In this series, I’m compiling some of the quips and one-liners that I’ll use with my students to hopefully make my lessons more memorable for them. Let me describe a one-liner that I’ll use when I want my class to figure out a pattern, thus developing a theorem by inductive logic rather than deductive logic.

Today’s one-liner is easily stated: “Gosh, I’ve seen that somewhere before.”

For example, In my statistics class, here’s the very first illustration that I show to demonstrate how to compute a standard deviation:

Find the standard deviation of the following data set: 1, 4, 6, 7, 8, 10.

The first step is finding the average:

$\overline{x} = \displaystyle \frac{1+4+6+7+8+10}{6} = 6$.

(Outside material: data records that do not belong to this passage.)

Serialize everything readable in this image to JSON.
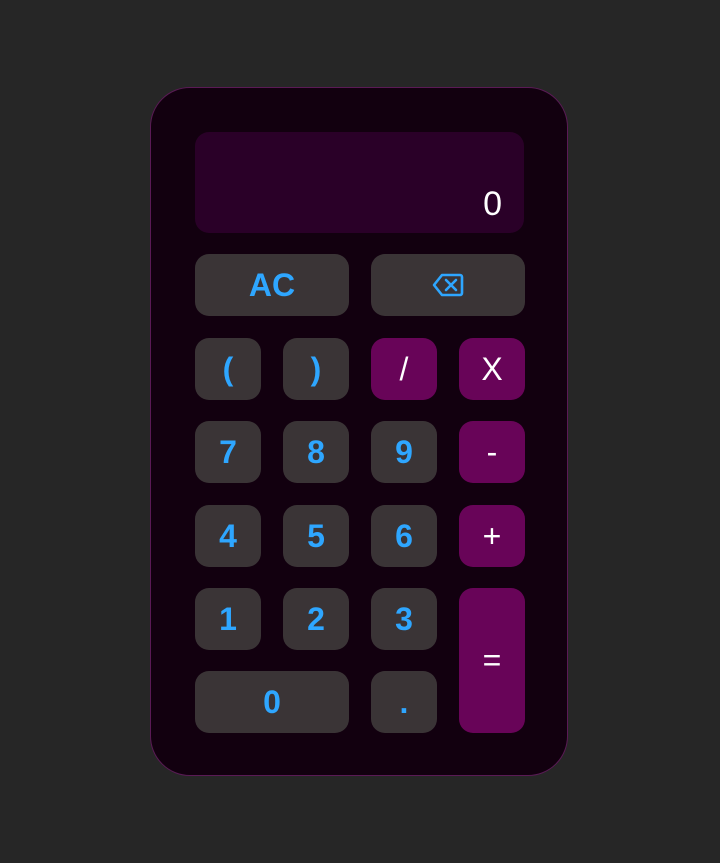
{
  "display": {
    "value": "0"
  },
  "keys": {
    "clear": "AC",
    "backspace_icon": "backspace-icon",
    "open_paren": "(",
    "close_paren": ")",
    "divide": "/",
    "multiply": "X",
    "seven": "7",
    "eight": "8",
    "nine": "9",
    "minus": "-",
    "four": "4",
    "five": "5",
    "six": "6",
    "plus": "+",
    "one": "1",
    "two": "2",
    "three": "3",
    "equals": "=",
    "zero": "0",
    "decimal": "."
  },
  "colors": {
    "background": "#262626",
    "body": "#12000f",
    "display": "#2a0028",
    "key": "#3a3436",
    "operator": "#680458",
    "digit_text": "#2ea6ff",
    "operator_text": "#ffffff"
  }
}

We then find the deviations from average by subtracting 6 from all of the original data values:

Deviations from average = -5, -2, 0, 1, 2, 4

With these numbers, we can compute the standard deviation:

$s = \displaystyle \sqrt {\frac{ (-5)^2 + (-2)^2 + 0^2 + 1^2 + 2^2 + 4^2}{5} } = \sqrt{10}$.

After asking if there are any questions of clarification about the nuts and bolts of this calculation, I’ll proceed to the next example:

Find the standard deviation of the following data set: 5, 8, 10, 11, 12, 14.

The first step is finding the average:

$\overline{x} = \displaystyle \frac{5+8+10+11+12+14}{6} = 10$.

We then find the deviations from average by subtracting 10 from all of the original data values and then constructing the square root as before:

$s = \displaystyle \sqrt {\frac{ (-5)^2 + (-2)^2 + 0^2 + 1^2 + 2^2 + 4^2}{5} } = \sqrt{10}$.

Then, in a loud obvious voice, I’ll declare, “Gosh, I’ve seen that somewhere before” and then wait a few seconds for the answer. Students can obviously see that the two answers are the same — which gets them thinking about why that happened.

Obviously, the two answers are the same. The real conceptual question that I want my students to figure out is why the two answers are same. Eventually, someone will come up with the correct answer — the second data set was made by adding 4 to all the values in the first data set, which may change the average but does not change how spread out the numbers are… so the standard deviation should be unchanged.

I love the “Gosh, I’ve seen that somewhere before” line after a couple of carefully chosen examples, as it cues my class that they really need to think a little harder than the dull and mechanical operations toward a deeper conceptual understanding of what’s really happening.